If the first chapter of Ephesians unfolds to us the constitution of the Church, in God the Father (1:3-6), in God the Son (1:7-12), and in God the Holy Spirit (1:13ff), what we have in chapter 2 may be called the raw materials of the Church. This is a good way of looking at this chapter, for we are given some perception of the greatness of God's everlasting salvation, as we look at what we were before God laid His hand upon us, and then see the miracle of grace by which we became new creatures in Christ.
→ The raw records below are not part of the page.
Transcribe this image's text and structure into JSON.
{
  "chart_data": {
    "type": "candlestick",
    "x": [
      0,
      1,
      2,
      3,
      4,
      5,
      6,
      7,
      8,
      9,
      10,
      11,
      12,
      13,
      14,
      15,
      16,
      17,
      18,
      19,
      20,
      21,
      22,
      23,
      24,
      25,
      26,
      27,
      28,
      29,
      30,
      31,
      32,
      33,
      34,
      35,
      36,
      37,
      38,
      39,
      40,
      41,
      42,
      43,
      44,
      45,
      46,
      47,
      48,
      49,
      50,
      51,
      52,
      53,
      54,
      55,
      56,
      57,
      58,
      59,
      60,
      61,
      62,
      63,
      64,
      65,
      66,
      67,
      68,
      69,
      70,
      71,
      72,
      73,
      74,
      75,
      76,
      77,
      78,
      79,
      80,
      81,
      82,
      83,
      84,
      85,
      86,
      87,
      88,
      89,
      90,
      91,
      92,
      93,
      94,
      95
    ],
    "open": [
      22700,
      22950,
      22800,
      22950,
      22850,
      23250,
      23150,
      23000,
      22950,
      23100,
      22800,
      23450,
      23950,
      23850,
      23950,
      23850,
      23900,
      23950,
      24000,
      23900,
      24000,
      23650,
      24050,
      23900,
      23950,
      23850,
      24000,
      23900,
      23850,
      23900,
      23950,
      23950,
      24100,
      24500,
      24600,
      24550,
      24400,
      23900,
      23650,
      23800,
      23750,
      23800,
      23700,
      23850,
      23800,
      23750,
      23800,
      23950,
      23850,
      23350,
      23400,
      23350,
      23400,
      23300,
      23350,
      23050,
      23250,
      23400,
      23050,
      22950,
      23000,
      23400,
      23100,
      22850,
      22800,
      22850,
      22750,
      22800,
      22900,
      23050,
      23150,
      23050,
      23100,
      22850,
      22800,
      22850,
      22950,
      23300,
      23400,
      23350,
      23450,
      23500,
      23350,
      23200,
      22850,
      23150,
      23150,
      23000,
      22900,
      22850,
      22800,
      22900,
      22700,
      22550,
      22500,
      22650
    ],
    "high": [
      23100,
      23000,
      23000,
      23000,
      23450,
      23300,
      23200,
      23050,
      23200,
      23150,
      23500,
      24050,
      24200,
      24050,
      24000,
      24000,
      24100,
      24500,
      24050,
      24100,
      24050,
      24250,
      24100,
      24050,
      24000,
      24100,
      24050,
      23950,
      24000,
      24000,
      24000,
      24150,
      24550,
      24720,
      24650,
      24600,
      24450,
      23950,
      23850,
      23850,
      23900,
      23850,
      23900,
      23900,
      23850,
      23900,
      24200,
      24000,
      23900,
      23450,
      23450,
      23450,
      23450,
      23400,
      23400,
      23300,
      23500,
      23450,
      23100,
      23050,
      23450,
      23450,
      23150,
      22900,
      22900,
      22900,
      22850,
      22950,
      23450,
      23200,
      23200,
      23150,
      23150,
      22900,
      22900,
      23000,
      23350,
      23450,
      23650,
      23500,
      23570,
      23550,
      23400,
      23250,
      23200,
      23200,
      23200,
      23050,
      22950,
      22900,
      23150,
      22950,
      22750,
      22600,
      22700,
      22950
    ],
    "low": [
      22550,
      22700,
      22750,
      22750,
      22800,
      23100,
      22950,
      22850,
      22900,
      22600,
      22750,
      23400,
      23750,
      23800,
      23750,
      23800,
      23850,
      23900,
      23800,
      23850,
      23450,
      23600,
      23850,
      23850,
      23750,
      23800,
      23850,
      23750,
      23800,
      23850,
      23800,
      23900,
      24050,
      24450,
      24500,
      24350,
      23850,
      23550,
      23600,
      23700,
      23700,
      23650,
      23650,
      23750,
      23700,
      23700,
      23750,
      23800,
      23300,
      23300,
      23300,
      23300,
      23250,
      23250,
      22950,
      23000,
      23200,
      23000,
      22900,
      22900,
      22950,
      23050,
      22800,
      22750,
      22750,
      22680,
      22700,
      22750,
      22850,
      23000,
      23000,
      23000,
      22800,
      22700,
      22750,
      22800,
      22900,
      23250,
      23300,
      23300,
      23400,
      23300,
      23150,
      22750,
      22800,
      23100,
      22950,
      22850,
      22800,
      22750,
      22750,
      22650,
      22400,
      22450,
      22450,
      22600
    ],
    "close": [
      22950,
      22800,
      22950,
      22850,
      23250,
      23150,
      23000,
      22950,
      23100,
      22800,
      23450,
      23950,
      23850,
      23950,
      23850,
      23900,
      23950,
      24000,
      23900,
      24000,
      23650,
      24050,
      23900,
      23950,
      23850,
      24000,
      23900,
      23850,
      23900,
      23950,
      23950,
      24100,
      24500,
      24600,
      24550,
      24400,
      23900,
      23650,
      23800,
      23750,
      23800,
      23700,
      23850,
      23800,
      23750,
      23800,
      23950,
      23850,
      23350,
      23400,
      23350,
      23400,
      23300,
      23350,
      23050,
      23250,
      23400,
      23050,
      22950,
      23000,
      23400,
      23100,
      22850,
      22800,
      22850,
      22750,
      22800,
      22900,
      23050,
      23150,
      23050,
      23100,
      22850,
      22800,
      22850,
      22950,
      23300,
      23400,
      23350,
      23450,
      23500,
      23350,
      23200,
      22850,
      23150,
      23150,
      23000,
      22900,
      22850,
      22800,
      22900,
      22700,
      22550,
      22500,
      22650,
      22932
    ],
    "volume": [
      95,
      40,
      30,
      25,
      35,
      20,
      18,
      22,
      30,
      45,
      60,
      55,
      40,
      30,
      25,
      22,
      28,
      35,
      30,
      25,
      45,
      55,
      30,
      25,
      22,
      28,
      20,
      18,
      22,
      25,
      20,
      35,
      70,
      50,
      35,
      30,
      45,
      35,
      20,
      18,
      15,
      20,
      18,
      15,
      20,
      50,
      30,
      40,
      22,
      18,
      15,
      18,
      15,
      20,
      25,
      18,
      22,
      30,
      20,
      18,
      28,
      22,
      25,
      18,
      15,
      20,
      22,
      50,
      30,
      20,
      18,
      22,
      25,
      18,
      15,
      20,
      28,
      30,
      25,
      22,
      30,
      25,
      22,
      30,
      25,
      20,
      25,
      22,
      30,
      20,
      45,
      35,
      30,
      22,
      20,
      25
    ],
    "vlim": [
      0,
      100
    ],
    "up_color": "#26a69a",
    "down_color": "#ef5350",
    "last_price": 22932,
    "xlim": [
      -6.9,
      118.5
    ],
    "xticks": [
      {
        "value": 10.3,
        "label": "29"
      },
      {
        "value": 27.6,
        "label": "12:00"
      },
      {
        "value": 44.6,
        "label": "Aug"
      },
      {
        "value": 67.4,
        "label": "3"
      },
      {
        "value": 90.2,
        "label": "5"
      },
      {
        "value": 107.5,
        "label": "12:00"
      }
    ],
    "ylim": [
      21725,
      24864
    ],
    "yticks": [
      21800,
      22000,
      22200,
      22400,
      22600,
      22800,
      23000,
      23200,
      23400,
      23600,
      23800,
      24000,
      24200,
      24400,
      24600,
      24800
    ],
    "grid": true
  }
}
The sequence of thought from the latter part of chapter 1 to what we read here is surely clear. Having spoken of the power at work in Christ when He was raised from the dead and exalted above all principality and power, he now shows us that power at work in the lives of the Ephesians - hence the change from the pronoun 'we' in ch 1 to the pronoun 'you' in 2:1. Not only so: in the reference in 2:2 to 'the prince of the power of the air', the dark malignity that holds all men in his bondage and tyranny, it is made clear that Christ's being made head over all principality and power has direct reference to this power. Here, in the case of the Ephesians, Christ has exercised this Lordship over the evil one by His Spirit. One readily recalls our Lord's own parable about 'first binding the strong man, and then spoiling his house'. There are two possible ways of interpreting these verses before us, and we will proceed to look at them in tomorrow's Note.